Wells Fargo is increasing its number of paid holidays, bringing the figure from eight to 12, under a change announced internally this month for U.S. employees.
According to the bank, two of the four additional days are for “personal holidays” such as religious observances not currently part of Wells Fargo’s or the federal holiday schedule. Employees can also use the two days for other times with “personal significance” to them, such as birthdays, wedding anniversaries and national remembrances, according to the bank.
The other two additional paid holidays are fixed: Presidents Day and Columbus Day for employees who operate on a standard schedule; Presidents Day and Good Friday for employees on the New York Stock Exchange’s schedule. Those new holidays take effect next year.
Elli Dai, head of benefits for Wells, said it marks the first change the San Francisco-based bank has made to its holiday schedule since the combination with Charlotte’s Wachovia, which Wells acquired in 2008. Dai confirmed the holidays increase in an interview with the Observer.
Dai, who is based in Charlotte, said the decision followed an employee survey conducted this year that showed some workers wanted the ability to celebrate holidays not included in the old schedule.
According to the bank, the two personal holidays, announced by CEO Tim Sloan at a company town hall this month, went into effect Sept. 18 and can be used by the end of this year. Employees can use the time to observe, for example, Cesar Chavez Day, National Coming Out Day, Kwanzaa, Rosh Hashanah, Eid al-Fitr and Chinese New Year, the bank said, noting that employees are not limited to that list.
Dai, who is based in Charlotte, said Wells Fargo compares its holiday schedule every year with that of other financial services firms and Fortune 100 companies.
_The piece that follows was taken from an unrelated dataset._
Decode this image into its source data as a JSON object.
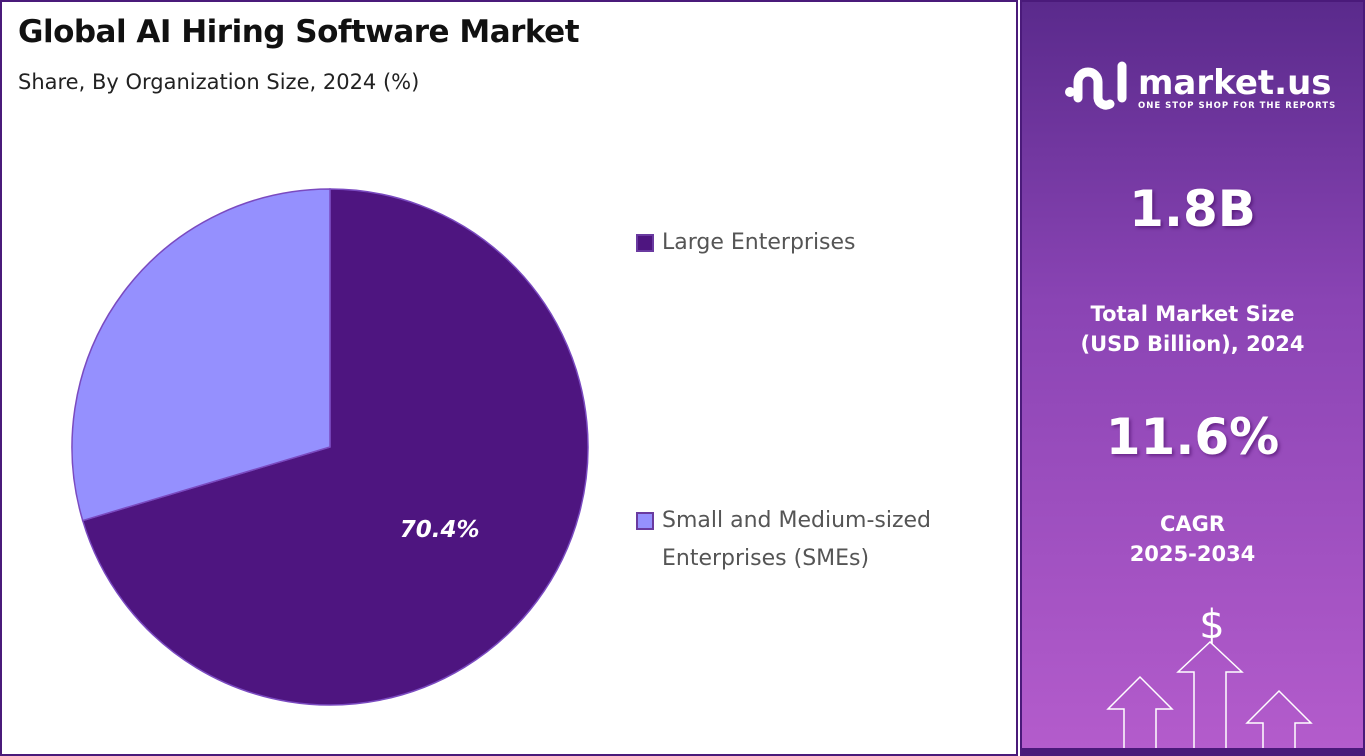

Corporations are highly attuned to employee benefits offered by other companies in order to remain competitive, she said.
“As far as where this move brings us, competitively it makes us very strong,” she said. “We know that people have a choice of where they want to work.”
The increase in paid holidays comes as Wells Fargo continues working to rebuild its image in the wake of a massive scandal over fake accounts that broke last September. It also comes as Wells Fargo seeks to reduce costs as it remains under pressure to lower expenses after the scandal.
With the changes, a first-year Wells Fargo employee in Charlotte is eligible for 32 paid days off, according to the bank’s calculation. That includes 18 days of personal time off, which can be used for vacations or sick days, and two “community service” days.
Wells Fargo employs roughly 24,100 in the Charlotte region, compared with about 15,000 at Charlotte-based Bank of America.
Bank of America employees are eligible for up to 40 paid days off after one year. That is broken into 10 paid holidays; 10 sick days, which includes two personal days; and up to 20 days of vacation.
The move adds to other changes Wells Fargo has recently made to its employee benefits.
The company in April 2016 announced it would begin offering paid parental leave to its U.S. employees for the first time. That came a week after Bank of America announced an increase in its paid leave for parents.